63 ◊ 1 Ô Dieu ! tu es mon *Dieu ; je te cherche au point du jour ; mon âme a soif de toi, ma chair languit après toi, dans une terre aride et altérée, sans eau,
◊ 2 Pour voir ta force et ta gloire, comme je t’ai contemplé dans le lieu saint.
◊ 3 Car ta bonté est meilleure que la vie ; mes lèvres te loueront.
◊ 4 Ainsi je te bénirai durant ma vie, j’élèverai mes mains en ton nom.
◊ 5 Mon âme est rassasiée comme de moelle et de graisse, et ma bouche [te] louera avec des lèvres qui chantent de joie.
◊ 6 Quand je me souviens de toi sur mon lit, je médite de toi durant les veilles de la nuit ;
◊ 7 Car tu as été mon secours, et à l’ombre de tes ailes je chanterai de joie.
◊ 8 * Mon âme s’attache à toi pour te suivre, ta droite me soutient.
◊ 9 Mais ceux qui cherchent ma vie pour sa ruine entreront dans les parties inférieures de la terre ;
◊ 10 On les livrera à la puissance de l’épée, ils seront la portion des renards.
◊ 11 Mais le roi se réjouira en Dieu, [et] quiconque jure par lui se glorifiera ; car la bouche de ceux qui parlent faussement sera fermée.
Psaumes
Cantique des degrés.
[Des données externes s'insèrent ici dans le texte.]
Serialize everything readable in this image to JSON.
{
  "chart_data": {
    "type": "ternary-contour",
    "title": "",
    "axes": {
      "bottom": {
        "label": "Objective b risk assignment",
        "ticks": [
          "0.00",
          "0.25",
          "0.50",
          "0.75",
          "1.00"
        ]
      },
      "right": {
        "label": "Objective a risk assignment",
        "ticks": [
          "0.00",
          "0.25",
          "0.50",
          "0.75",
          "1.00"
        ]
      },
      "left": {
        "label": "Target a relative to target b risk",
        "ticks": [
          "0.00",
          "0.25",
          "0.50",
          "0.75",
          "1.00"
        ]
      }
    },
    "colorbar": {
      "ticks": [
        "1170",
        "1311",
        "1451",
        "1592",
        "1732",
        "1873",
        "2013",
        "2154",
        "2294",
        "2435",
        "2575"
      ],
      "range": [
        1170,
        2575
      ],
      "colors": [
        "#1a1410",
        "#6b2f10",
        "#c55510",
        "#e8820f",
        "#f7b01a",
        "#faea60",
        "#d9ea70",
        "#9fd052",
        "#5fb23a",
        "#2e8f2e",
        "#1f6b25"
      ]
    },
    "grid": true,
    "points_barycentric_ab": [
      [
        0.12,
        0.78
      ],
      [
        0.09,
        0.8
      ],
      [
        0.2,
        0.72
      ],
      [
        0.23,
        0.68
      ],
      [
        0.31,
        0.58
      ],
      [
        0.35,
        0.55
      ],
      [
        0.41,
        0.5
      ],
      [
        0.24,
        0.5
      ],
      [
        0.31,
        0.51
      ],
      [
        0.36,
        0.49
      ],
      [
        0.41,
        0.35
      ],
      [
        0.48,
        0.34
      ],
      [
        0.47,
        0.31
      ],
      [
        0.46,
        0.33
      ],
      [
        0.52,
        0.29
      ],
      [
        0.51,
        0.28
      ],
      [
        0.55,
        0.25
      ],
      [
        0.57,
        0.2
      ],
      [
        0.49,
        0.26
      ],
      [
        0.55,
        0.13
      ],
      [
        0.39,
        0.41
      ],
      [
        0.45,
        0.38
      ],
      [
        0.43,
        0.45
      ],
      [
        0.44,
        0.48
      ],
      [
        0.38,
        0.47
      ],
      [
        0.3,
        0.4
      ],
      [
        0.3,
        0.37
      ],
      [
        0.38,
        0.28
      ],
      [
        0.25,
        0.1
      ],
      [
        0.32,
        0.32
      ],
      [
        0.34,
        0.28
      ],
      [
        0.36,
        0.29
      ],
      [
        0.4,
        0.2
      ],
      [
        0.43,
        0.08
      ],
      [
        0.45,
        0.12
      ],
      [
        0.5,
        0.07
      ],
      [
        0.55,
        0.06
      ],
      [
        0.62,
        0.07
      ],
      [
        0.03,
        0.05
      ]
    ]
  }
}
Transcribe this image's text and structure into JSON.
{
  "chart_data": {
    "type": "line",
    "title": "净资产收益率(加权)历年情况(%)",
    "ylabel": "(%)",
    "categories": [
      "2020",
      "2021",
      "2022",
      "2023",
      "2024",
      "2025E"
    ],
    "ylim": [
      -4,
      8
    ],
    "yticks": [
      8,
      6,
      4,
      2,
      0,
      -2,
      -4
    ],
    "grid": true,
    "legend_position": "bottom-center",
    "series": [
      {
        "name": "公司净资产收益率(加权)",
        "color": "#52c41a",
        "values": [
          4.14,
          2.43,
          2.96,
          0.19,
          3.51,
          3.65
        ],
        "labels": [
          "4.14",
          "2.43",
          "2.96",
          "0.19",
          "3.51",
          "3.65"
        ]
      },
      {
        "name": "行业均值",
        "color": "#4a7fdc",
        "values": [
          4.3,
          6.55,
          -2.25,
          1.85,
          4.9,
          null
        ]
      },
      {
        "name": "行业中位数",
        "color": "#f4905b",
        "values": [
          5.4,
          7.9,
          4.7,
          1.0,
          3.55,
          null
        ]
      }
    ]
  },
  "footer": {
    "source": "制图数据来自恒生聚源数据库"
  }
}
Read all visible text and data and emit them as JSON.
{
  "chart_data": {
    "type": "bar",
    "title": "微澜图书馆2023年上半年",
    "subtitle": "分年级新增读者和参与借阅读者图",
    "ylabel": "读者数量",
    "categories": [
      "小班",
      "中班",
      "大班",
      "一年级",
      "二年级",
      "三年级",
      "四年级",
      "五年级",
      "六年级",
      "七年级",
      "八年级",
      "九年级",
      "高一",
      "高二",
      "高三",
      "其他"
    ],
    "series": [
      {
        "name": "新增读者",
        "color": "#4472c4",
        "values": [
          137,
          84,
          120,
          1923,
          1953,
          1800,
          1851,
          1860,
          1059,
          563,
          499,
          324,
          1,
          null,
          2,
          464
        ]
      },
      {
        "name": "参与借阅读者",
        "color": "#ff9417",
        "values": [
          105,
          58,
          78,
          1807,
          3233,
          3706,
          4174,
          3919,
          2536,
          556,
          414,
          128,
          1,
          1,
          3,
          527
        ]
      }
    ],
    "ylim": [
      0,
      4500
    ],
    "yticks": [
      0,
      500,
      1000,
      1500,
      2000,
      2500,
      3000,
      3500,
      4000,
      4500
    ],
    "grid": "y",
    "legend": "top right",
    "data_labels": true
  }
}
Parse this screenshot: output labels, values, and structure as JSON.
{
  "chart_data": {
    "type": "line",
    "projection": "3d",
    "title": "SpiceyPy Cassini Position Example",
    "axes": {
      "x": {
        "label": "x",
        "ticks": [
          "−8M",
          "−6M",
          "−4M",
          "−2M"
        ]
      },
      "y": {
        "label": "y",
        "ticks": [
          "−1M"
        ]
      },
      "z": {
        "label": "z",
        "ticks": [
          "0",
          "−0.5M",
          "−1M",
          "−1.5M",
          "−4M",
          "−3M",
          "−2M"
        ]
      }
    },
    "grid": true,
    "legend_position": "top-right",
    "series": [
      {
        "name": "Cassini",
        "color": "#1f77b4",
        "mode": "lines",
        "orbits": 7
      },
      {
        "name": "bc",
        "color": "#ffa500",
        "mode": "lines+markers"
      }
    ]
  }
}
De David.
122 ◊ 1 Je me suis réjoui quand ils m’ont dit : Allons à la maison de l’Éternel !
◊ 2 Nos pieds se tiendront dans tes portes, ô Jérusalem !
◊ 3 * Jérusalem, qui es bâtie comme une ville bien unie ensemble en elle-même !
◊ 4 C’est là que montent les tribus, les tribus de Jah, un témoignage à Israël, pour célébrer le nom de l’Éternel.
◊ 5 Car là sont placés les trônes de jugement, les trônes de la maison de David.
◊ 6 * Demandez la paix de Jérusalem ; ceux qui t’aiment prospéreront.
◊ 7 Que la paix soit dans tes murs, la prospérité dans tes palais !
◊ 8 À cause de mes frères et de mes compagnons, je dirai : Que la paix soit en toi !
◊ 9 À cause de la maison de l’Éternel, notre Dieu, je rechercherai ton bien.
Jean
10 ◊ 1 En vérité, en vérité, je vous dis : Celui qui n’entre pas par la porte dans la bergerie des brebis, mais qui y monte par ailleurs, celui-là est un voleur et un larron. ◊ 2 Mais celui qui entre par la porte, est le berger des brebis. ◊ 3 À celui-ci le portier ouvre ; et les brebis écoutent sa voix ; et il appelle ses propres brebis par leur nom, et les mène dehors. ◊ 4 Et quand il a mis dehors toutes ses propres [brebis], il va devant elles ; et les brebis le suivent, car elles connaissent sa voix ; ◊ 5 mais elles ne suivront point un étranger, mais elles s’enfuiront loin de lui, parce qu’elles ne connaissent pas la voix des étrangers. ◊ 6 Jésus leur dit cette similitude ; mais ils ne comprirent pas ce que c’était qu’il leur disait.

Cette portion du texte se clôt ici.